Après d’importants travaux de rénovation, le Musée de Montmartre a ouvert au public de nouveaux espaces au mois d’octobre dernier. Ces transformations, engagées dès 2011 par la société privée en charge de sa gestion, ont permis au musée de doubler ses surfaces d’exposition et de rénover l’appartement-atelier de Suzanne Valadon et Maurice Utrillo du 12 rue Cortot. C’est ainsi un tout nouveau lieu, véritable havre de paix, qui accueillit notamment le peintre impressionniste Auguste Renoir (1841-1919), que découvrent les curieux qui s’aventurent au-delà des attractions touristiques de la Butte.

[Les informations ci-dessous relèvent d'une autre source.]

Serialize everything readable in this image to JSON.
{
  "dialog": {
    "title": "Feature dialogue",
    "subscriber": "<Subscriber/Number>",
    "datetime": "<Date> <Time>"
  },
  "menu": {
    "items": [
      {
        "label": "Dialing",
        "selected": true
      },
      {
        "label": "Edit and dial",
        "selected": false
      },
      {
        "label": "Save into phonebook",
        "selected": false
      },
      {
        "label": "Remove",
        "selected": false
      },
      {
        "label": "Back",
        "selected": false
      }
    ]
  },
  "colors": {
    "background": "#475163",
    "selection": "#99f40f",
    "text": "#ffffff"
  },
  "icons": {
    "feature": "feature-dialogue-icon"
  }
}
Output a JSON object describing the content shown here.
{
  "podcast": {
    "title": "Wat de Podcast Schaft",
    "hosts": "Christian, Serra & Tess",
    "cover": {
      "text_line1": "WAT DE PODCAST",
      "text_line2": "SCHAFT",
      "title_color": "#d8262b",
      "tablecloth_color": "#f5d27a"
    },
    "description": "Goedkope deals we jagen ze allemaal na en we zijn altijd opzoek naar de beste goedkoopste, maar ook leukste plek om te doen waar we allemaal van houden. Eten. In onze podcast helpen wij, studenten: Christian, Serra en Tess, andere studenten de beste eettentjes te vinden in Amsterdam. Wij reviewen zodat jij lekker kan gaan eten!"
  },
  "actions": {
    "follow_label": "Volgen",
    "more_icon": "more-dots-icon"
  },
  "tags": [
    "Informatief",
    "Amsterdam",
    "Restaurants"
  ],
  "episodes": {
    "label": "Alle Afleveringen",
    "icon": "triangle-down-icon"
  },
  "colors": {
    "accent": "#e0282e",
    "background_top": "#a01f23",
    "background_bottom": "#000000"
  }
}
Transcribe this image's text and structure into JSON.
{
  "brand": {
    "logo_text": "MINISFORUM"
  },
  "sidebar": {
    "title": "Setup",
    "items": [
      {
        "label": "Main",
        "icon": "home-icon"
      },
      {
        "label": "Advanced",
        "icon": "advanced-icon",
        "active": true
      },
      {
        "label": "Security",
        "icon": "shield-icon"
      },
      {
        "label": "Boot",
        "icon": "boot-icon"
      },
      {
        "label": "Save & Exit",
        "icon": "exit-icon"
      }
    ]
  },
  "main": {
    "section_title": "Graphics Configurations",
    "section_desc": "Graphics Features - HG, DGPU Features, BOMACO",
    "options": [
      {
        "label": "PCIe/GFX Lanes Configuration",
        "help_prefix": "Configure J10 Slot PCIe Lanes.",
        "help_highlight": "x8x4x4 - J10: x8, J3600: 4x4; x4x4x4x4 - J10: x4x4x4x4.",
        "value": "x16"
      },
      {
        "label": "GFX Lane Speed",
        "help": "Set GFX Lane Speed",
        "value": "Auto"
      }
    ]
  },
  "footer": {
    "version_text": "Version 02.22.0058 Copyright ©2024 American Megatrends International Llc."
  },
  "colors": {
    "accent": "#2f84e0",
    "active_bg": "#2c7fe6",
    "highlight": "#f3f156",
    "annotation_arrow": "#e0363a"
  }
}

Dans le cadre de cette inauguration, les nouveaux espaces d’exposition temporaires de l’Hôtel Demarne, bel hôtel particulier du XIXème siècle, accueillent une exposition consacrée aux artistes montmartrois au tournant du siècle, jusqu’au 25 septembre 2015. A cette occasion, les éditions Somogy ont édité un ouvrage, qui se veut à la fois catalogue d’exposition et guide des collections permanentes du musée.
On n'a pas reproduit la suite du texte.